Consider the common case of wanting to mock out the database. This is reasonable: database calls are extremely slow! Implementing a mock database, however, is an extremely difficult task – you essentially have to implement a database. Where the behavior of the database differs from your mock, then you’ll have test/prod mismatch that will blow up at some point.
Instead, go a level up – create a new indirection layer that can be satisfied by either the database or a simple to implement mock. You can do this with a type class, or just by abstracting the relevant functions concretely. Abstracting the relevant functions is the easiest and simplest technique, but it’s not unreasonable to also write:
data UserQuery
= AllUsers
| UserById UserId
| UserByEmail Email
class Monad m => GetUsers m where
runUserQuery :: UserQuery -> m [User]
This is vastly more tenable interface to implement that a SQL database!
Let’s write our instances, one for the persistent
library and another for a mock that uses QuickCheck’s Gen
type:
instance MonadIO m => GetUsers (SqlPersistT m) where
runUserQuery = selectList . convertToQuery
instance GetUsers Gen where
runUserQuery query =
case query of
AllUsers ->
arbitrary
UserById userId ->
take 1 . fmap (setUserId userId) <$> arbitrary
UserByEmail userEmail ->
take 1 . fmap (setUserEmail userEmail) <$> arbitrary
Alternatively, you can just pass functions around manually instead of using the type class mechanism to pass them for you.
Oh, wait, no!
That GetUsers Gen
instance has a bug!
Can you guess what it is?
In the UserById
and UserByEmail
case, we’re not ever testing the “empty list” case – what if that user does not exist?
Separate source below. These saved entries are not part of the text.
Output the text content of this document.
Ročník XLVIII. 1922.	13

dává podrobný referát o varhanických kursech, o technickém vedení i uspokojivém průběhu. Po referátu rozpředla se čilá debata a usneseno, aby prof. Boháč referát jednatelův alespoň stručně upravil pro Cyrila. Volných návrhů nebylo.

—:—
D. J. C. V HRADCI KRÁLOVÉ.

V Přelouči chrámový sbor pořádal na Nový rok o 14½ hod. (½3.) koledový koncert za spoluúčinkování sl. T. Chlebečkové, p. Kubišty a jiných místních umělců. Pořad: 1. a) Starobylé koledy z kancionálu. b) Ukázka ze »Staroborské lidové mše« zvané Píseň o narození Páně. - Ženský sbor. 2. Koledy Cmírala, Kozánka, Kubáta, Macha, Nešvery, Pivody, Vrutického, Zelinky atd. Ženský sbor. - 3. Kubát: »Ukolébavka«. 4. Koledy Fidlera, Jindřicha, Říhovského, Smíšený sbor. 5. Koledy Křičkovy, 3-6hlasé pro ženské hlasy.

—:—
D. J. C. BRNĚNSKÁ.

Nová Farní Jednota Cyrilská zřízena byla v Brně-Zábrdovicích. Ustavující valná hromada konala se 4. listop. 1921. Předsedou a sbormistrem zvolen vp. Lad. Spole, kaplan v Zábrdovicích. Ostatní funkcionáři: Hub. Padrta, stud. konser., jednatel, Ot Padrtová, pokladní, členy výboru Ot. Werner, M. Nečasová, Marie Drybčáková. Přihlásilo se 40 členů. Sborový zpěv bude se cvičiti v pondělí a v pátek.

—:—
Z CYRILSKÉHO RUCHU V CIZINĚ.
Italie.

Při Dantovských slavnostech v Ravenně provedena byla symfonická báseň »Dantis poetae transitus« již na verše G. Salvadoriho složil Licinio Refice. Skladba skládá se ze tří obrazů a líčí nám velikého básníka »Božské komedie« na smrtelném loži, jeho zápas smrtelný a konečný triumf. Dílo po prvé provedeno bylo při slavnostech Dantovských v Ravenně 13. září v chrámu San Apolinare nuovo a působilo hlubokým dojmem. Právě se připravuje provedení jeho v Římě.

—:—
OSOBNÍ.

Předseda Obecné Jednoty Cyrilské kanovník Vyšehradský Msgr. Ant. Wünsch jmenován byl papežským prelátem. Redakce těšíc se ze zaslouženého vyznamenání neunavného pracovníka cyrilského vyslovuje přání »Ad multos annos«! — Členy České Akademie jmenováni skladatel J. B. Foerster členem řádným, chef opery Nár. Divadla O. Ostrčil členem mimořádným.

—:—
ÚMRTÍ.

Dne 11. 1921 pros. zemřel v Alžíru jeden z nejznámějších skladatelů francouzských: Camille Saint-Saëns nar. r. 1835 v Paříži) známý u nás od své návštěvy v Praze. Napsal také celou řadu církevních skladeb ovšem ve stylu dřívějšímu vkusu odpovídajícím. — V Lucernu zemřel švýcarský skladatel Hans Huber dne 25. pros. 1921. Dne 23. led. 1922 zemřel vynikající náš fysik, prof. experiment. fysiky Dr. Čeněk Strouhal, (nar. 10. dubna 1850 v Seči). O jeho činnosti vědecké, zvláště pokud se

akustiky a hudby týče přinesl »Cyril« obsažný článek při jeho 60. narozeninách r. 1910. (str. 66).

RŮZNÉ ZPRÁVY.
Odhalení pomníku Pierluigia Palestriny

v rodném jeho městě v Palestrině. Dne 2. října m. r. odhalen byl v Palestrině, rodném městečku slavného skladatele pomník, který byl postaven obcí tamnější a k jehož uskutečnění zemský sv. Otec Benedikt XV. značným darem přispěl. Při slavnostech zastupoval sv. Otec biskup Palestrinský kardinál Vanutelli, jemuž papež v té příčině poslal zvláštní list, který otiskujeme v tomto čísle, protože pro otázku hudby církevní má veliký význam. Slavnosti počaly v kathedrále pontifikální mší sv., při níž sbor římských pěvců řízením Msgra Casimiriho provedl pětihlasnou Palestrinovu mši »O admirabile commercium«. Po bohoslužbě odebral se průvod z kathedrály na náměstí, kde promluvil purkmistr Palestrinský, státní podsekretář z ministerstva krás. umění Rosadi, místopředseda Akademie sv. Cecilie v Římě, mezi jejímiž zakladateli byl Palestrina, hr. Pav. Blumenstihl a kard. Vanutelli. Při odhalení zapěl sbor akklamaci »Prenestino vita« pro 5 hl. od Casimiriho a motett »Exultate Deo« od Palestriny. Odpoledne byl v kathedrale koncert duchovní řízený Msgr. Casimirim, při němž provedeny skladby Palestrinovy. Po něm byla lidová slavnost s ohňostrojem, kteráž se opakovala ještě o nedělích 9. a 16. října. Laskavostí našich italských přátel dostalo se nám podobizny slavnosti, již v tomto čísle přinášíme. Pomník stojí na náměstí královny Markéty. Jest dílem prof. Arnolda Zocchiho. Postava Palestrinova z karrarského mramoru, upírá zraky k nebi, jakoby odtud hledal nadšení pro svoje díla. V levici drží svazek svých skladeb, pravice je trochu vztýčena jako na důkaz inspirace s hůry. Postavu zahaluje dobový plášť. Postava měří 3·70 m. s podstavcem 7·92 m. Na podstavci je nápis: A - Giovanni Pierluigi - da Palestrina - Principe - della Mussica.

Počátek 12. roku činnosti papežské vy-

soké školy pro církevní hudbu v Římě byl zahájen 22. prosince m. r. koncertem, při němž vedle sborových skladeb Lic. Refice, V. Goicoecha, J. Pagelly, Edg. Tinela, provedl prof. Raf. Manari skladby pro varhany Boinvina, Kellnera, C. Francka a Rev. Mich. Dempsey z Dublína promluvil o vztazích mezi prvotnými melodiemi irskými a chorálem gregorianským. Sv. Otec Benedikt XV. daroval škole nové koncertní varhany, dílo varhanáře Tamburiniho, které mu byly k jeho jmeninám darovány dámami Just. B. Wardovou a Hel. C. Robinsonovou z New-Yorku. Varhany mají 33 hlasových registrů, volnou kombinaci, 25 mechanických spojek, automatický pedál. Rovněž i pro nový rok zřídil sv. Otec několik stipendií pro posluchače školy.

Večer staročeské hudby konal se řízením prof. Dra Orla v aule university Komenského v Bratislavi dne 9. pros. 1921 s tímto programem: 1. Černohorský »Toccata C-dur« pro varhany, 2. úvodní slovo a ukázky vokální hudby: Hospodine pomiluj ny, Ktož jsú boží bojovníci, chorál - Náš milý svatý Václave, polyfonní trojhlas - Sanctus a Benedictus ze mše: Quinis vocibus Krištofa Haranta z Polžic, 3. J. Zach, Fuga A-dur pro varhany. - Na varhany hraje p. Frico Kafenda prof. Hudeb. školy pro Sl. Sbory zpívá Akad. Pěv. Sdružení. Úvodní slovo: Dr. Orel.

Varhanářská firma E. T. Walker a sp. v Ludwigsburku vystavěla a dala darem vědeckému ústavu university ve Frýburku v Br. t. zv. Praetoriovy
A fixed variant looks like this:
instance GetUsers Gen where
runUserQuery query =
case query of
AllUsers ->
arbitrary
UserById userId -> do
oneOrZero <- choose (0, 1)
take oneOrZero . fmap (setUserId userId) <$> arbitrary
UserByEmail userEmail -> do
oneOrZero <- choose (0, 1)
take oneOrZero . fmap (setUserEmail userEmail) <$> arbitrary
I made a mistake writing a super simple generator. Just think about how many mistakes I might have made if I were trying to model something more complex!